George impresses Marla's friend by boasting about writing for NBC, but Jerry warns that Susan is officially his girlfriend—since they go out Saturday nights by default, and George now has Tampax at home. George is tempted to leave Susan so he can take advantage of having an impressive job to meet women, but Jerry reminds him of the rich irony that he will have no job without Susan on their side at NBC. George fantasizes that he could get out scot-free by hooking up Susan with David Letterman, whom she is enamored with.

Jerry has Marla over for a consultation, but must kick out Kramer, who is freeloading off of Jerry's TV after giving away his own TV to George. Marla confides that her virginity would have ended her last relationship. Elaine openly talks up the usefulness of her own diaphragm in front of Marla, who awkwardly excuses herself. Fearing offense, Elaine educates Marla about sex, starting with the expectation that men will make excuses to leave right after sex.

Jerry and George order Chinese food for a last-ditch writing session, and also for Kramer. George suggests a story where an uninsured indigent driver wrecks his car, and gets sentenced as his indentured butler. Ping the delivery boy crashes his bike to avoid Elaine, and only Kramer's order survives. The writing session is hopelessly derailed with the injured Ping blaming Elaine, Kramer watching TV, and George having nothing to eat.

George comes up with sob stories to postpone the meeting, but runs off after David Letterman, leaving Jerry to meet the NBC executives alone and empty-handed. The executives are unimpressed by Jerry's improvised idea of waiting for a table at a Chinese restaurant for an entire episode, but he wins them over by falling back on George's butler story.

George joins the meeting and openly kisses Susan. Susan gets fired, and berates George for his indiscretion, but George is secretly ecstatic because the NBC deal no longer hinges on their relationship. Jerry reminds him that he is obligated to support Susan first, having ruined her life.

Elaine's advice complicates Jerry's romance with Marla, but Elaine, facing a lawsuit from Ping, demands that Jerry keep Marla available to testify. Meanwhile, Susan has dumped George, freeing him to chat up women, but they look down on him for writing a sitcom.

==Production==
"The Virgin" was written by Peter Mehlman, and co-written by the Farrelly brothers, who went on to write and direct such comedies as Dumb and Dumber, There's Something About Mary, Shallow Hal, and Stuck on You. This episode introduced the character Marla. She also appears in the next episode, "The Contest", and has cameos in "The Pilot" and "The Finale". Jackie Swanson and Dedee Pfeiffer were additional actresses who auditioned for the role.

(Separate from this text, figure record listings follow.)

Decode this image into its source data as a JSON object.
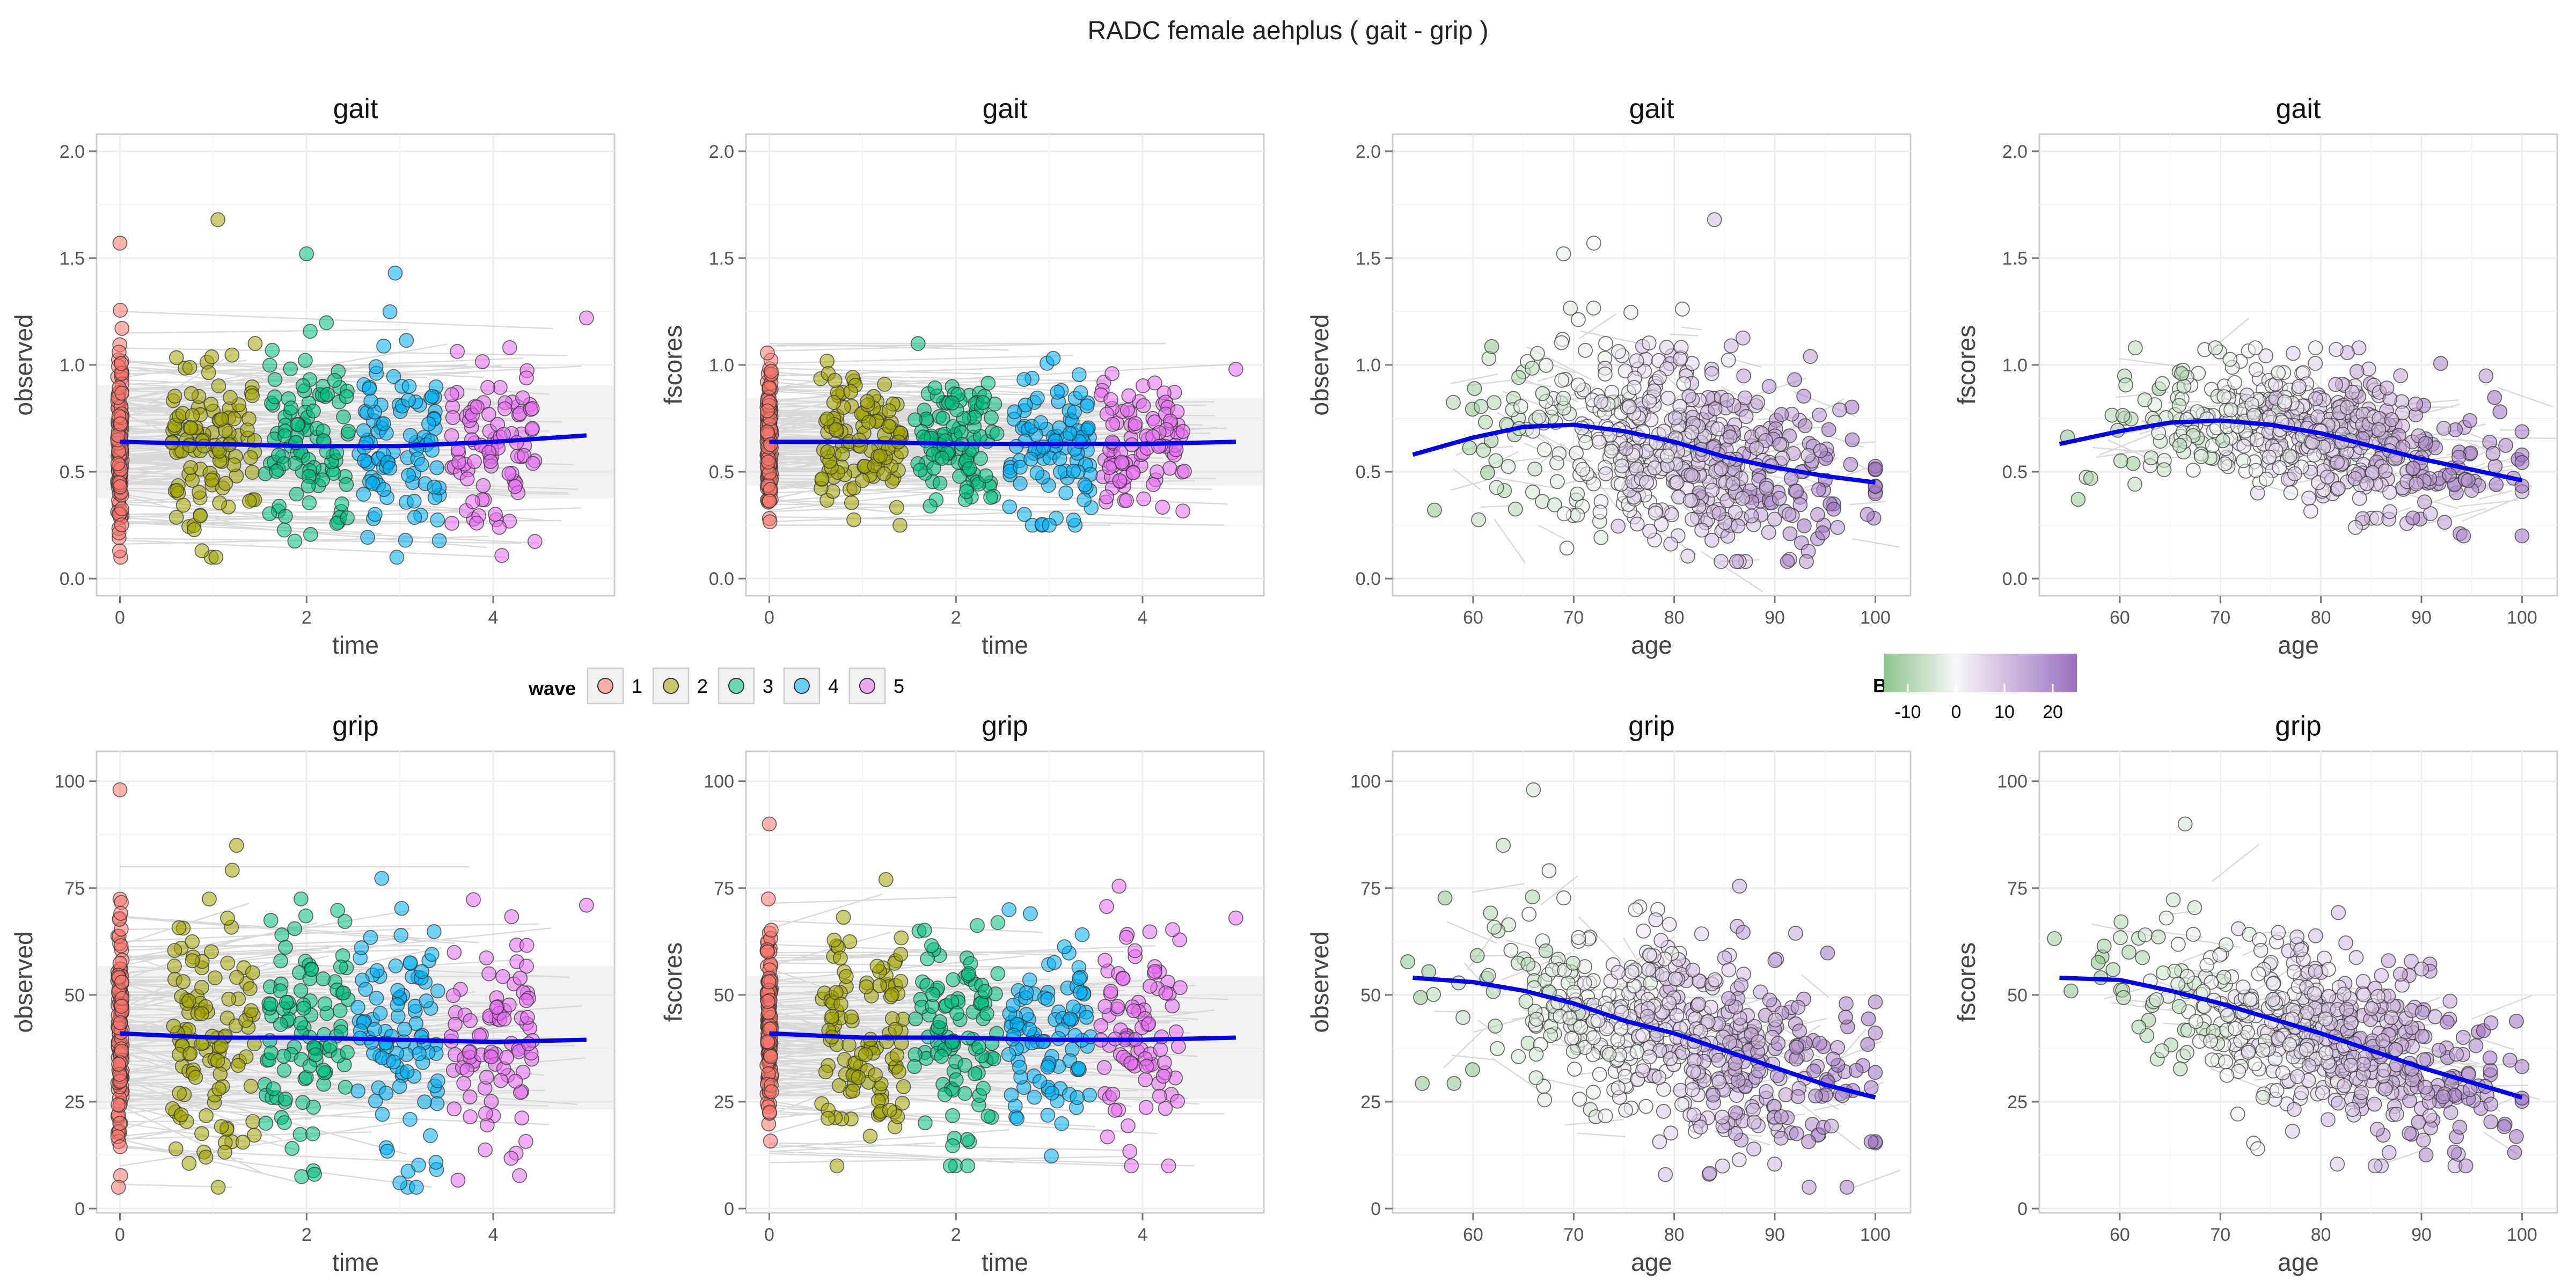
{
  "title": "RADC  female  aehplus ( gait - grip )",
  "colors": {
    "waves": [
      "#F8766D",
      "#A3A500",
      "#00BF7D",
      "#00B0F6",
      "#E76BF3"
    ],
    "bage_low": "#8DC38D",
    "bage_mid": "#F7F7F7",
    "bage_high": "#9B6FC0",
    "smooth_line": "#0000EE",
    "trajectory": "#BDBDBD",
    "ribbon": "#D9D9D9"
  },
  "legends": {
    "wave": {
      "title": "wave",
      "labels": [
        "1",
        "2",
        "3",
        "4",
        "5"
      ]
    },
    "bage": {
      "title": "BAGE",
      "tick_labels": [
        "-10",
        "0",
        "10",
        "20"
      ],
      "range": [
        -15,
        25
      ]
    }
  },
  "chart_data": [
    {
      "type": "scatter",
      "row": "gait",
      "title": "gait",
      "xlabel": "time",
      "ylabel": "observed",
      "color_by": "wave",
      "xlim": [
        -0.25,
        5.3
      ],
      "ylim": [
        -0.08,
        2.08
      ],
      "xticks": [
        0,
        2,
        4
      ],
      "yticks": [
        0.0,
        0.5,
        1.0,
        1.5,
        2.0
      ],
      "ytick_labels": [
        "0.0",
        "0.5",
        "1.0",
        "1.5",
        "2.0"
      ],
      "smooth": {
        "x": [
          0,
          1,
          2,
          3,
          4,
          5
        ],
        "y": [
          0.64,
          0.63,
          0.62,
          0.62,
          0.64,
          0.67
        ]
      },
      "wave_centers": [
        0,
        1,
        2,
        3,
        4
      ],
      "wave_spread": 0.45,
      "y_center": 0.64,
      "y_sd": 0.22,
      "y_min": 0.1,
      "y_max": 1.4,
      "n_points": [
        130,
        110,
        100,
        95,
        90
      ],
      "outliers": [
        {
          "x": 0.0,
          "y": 1.57,
          "wave": 1
        },
        {
          "x": 1.05,
          "y": 1.68,
          "wave": 2
        },
        {
          "x": 2.0,
          "y": 1.52,
          "wave": 3
        },
        {
          "x": 2.95,
          "y": 1.43,
          "wave": 4
        },
        {
          "x": 5.0,
          "y": 1.22,
          "wave": 5
        }
      ],
      "grid": true
    },
    {
      "type": "scatter",
      "row": "gait",
      "title": "gait",
      "xlabel": "time",
      "ylabel": "fscores",
      "color_by": "wave",
      "xlim": [
        -0.25,
        5.3
      ],
      "ylim": [
        -0.08,
        2.08
      ],
      "xticks": [
        0,
        2,
        4
      ],
      "yticks": [
        0.0,
        0.5,
        1.0,
        1.5,
        2.0
      ],
      "ytick_labels": [
        "0.0",
        "0.5",
        "1.0",
        "1.5",
        "2.0"
      ],
      "smooth": {
        "x": [
          0,
          1,
          2,
          3,
          4,
          5
        ],
        "y": [
          0.64,
          0.64,
          0.63,
          0.63,
          0.63,
          0.64
        ]
      },
      "wave_centers": [
        0,
        1,
        2,
        3,
        4
      ],
      "wave_spread": 0.45,
      "y_center": 0.64,
      "y_sd": 0.17,
      "y_min": 0.25,
      "y_max": 1.1,
      "n_points": [
        130,
        110,
        100,
        95,
        90
      ],
      "outliers": [
        {
          "x": 5.0,
          "y": 0.98,
          "wave": 5
        },
        {
          "x": 3.0,
          "y": 0.25,
          "wave": 4
        }
      ],
      "grid": true
    },
    {
      "type": "scatter",
      "row": "gait",
      "title": "gait",
      "xlabel": "age",
      "ylabel": "observed",
      "color_by": "bage",
      "xlim": [
        52,
        103.5
      ],
      "ylim": [
        -0.08,
        2.08
      ],
      "xticks": [
        60,
        70,
        80,
        90,
        100
      ],
      "yticks": [
        0.0,
        0.5,
        1.0,
        1.5,
        2.0
      ],
      "ytick_labels": [
        "0.0",
        "0.5",
        "1.0",
        "1.5",
        "2.0"
      ],
      "smooth": {
        "x": [
          54,
          60,
          65,
          70,
          75,
          80,
          85,
          90,
          95,
          100
        ],
        "y": [
          0.58,
          0.66,
          0.71,
          0.72,
          0.69,
          0.64,
          0.57,
          0.52,
          0.48,
          0.45
        ]
      },
      "y_sd": 0.22,
      "y_min": 0.08,
      "y_max": 1.45,
      "outliers": [
        {
          "x": 84,
          "y": 1.68
        },
        {
          "x": 72,
          "y": 1.57
        },
        {
          "x": 69,
          "y": 1.52
        }
      ],
      "grid": true
    },
    {
      "type": "scatter",
      "row": "gait",
      "title": "gait",
      "xlabel": "age",
      "ylabel": "fscores",
      "color_by": "bage",
      "xlim": [
        52,
        103.5
      ],
      "ylim": [
        -0.08,
        2.08
      ],
      "xticks": [
        60,
        70,
        80,
        90,
        100
      ],
      "yticks": [
        0.0,
        0.5,
        1.0,
        1.5,
        2.0
      ],
      "ytick_labels": [
        "0.0",
        "0.5",
        "1.0",
        "1.5",
        "2.0"
      ],
      "smooth": {
        "x": [
          54,
          60,
          65,
          70,
          75,
          80,
          85,
          90,
          95,
          100
        ],
        "y": [
          0.63,
          0.69,
          0.73,
          0.74,
          0.72,
          0.68,
          0.62,
          0.56,
          0.51,
          0.46
        ]
      },
      "y_sd": 0.16,
      "y_min": 0.2,
      "y_max": 1.08,
      "outliers": [],
      "grid": true
    },
    {
      "type": "scatter",
      "row": "grip",
      "title": "grip",
      "xlabel": "time",
      "ylabel": "observed",
      "color_by": "wave",
      "xlim": [
        -0.25,
        5.3
      ],
      "ylim": [
        -1,
        107
      ],
      "xticks": [
        0,
        2,
        4
      ],
      "yticks": [
        0,
        25,
        50,
        75,
        100
      ],
      "ytick_labels": [
        "0",
        "25",
        "50",
        "75",
        "100"
      ],
      "smooth": {
        "x": [
          0,
          1,
          2,
          3,
          4,
          5
        ],
        "y": [
          41,
          40,
          40,
          39.5,
          39,
          39.5
        ]
      },
      "wave_centers": [
        0,
        1,
        2,
        3,
        4
      ],
      "wave_spread": 0.45,
      "y_center": 40,
      "y_sd": 14,
      "y_min": 5,
      "y_max": 80,
      "n_points": [
        130,
        110,
        100,
        95,
        90
      ],
      "outliers": [
        {
          "x": 0.0,
          "y": 98,
          "wave": 1
        },
        {
          "x": 1.25,
          "y": 85,
          "wave": 2
        },
        {
          "x": 5.0,
          "y": 71,
          "wave": 5
        },
        {
          "x": 3.0,
          "y": 6,
          "wave": 4
        }
      ],
      "grid": true
    },
    {
      "type": "scatter",
      "row": "grip",
      "title": "grip",
      "xlabel": "time",
      "ylabel": "fscores",
      "color_by": "wave",
      "xlim": [
        -0.25,
        5.3
      ],
      "ylim": [
        -1,
        107
      ],
      "xticks": [
        0,
        2,
        4
      ],
      "yticks": [
        0,
        25,
        50,
        75,
        100
      ],
      "ytick_labels": [
        "0",
        "25",
        "50",
        "75",
        "100"
      ],
      "smooth": {
        "x": [
          0,
          1,
          2,
          3,
          4,
          5
        ],
        "y": [
          41,
          40,
          40,
          39.5,
          39.5,
          40
        ]
      },
      "wave_centers": [
        0,
        1,
        2,
        3,
        4
      ],
      "wave_spread": 0.45,
      "y_center": 40,
      "y_sd": 12,
      "y_min": 10,
      "y_max": 79,
      "n_points": [
        130,
        110,
        100,
        95,
        90
      ],
      "outliers": [
        {
          "x": 0.0,
          "y": 90,
          "wave": 1
        },
        {
          "x": 1.25,
          "y": 77,
          "wave": 2
        },
        {
          "x": 5.0,
          "y": 68,
          "wave": 5
        }
      ],
      "grid": true
    },
    {
      "type": "scatter",
      "row": "grip",
      "title": "grip",
      "xlabel": "age",
      "ylabel": "observed",
      "color_by": "bage",
      "xlim": [
        52,
        103.5
      ],
      "ylim": [
        -1,
        107
      ],
      "xticks": [
        60,
        70,
        80,
        90,
        100
      ],
      "yticks": [
        0,
        25,
        50,
        75,
        100
      ],
      "ytick_labels": [
        "0",
        "25",
        "50",
        "75",
        "100"
      ],
      "smooth": {
        "x": [
          54,
          60,
          65,
          70,
          75,
          80,
          85,
          90,
          95,
          100
        ],
        "y": [
          54,
          53,
          51,
          48,
          44,
          41,
          37,
          33,
          29,
          26
        ]
      },
      "y_sd": 12,
      "y_min": 5,
      "y_max": 82,
      "outliers": [
        {
          "x": 66,
          "y": 98
        },
        {
          "x": 63,
          "y": 85
        }
      ],
      "grid": true
    },
    {
      "type": "scatter",
      "row": "grip",
      "title": "grip",
      "xlabel": "age",
      "ylabel": "fscores",
      "color_by": "bage",
      "xlim": [
        52,
        103.5
      ],
      "ylim": [
        -1,
        107
      ],
      "xticks": [
        60,
        70,
        80,
        90,
        100
      ],
      "yticks": [
        0,
        25,
        50,
        75,
        100
      ],
      "ytick_labels": [
        "0",
        "25",
        "50",
        "75",
        "100"
      ],
      "smooth": {
        "x": [
          54,
          60,
          65,
          70,
          75,
          80,
          85,
          90,
          95,
          100
        ],
        "y": [
          54,
          53.5,
          51,
          48,
          44.5,
          41,
          37,
          33,
          29.5,
          26
        ]
      },
      "y_sd": 10,
      "y_min": 10,
      "y_max": 80,
      "outliers": [
        {
          "x": 66.5,
          "y": 90
        }
      ],
      "grid": true
    }
  ]
}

In the episode, Jerry pitches the idea of an episode where all the main characters are doing is waiting for a table in a Chinese restaurant. This is an inside joke, pertaining to when Jerry Seinfeld and Larry David proposed season two's "The Chinese Restaurant". This left the real-life executives of NBC indifferent, as was the case when the idea was proposed in this episode. Bob Balaban (who plays Russell Dalrymple) was supposed to appear in this scene, but the role was written out due to a scheduling conflict. It is explained in the episode that Russell had to deal with "a problem on the set of Blossom."

In a deleted scene, Jerry gives his own TV to Kramer to put an end to his freeloading.

The scene when George says "every time I think I'm out, they pull me back in!" is the same line spoken by Michael Corleone in The Godfather Part III.

==Reception==
Over 16 million people viewed this episode. It gained an 11.6 Nielsen Rating and a 17 audience share, meaning that 11.6% of American households watched the episode, and 17% of all televisions in use at the time were tuned into it.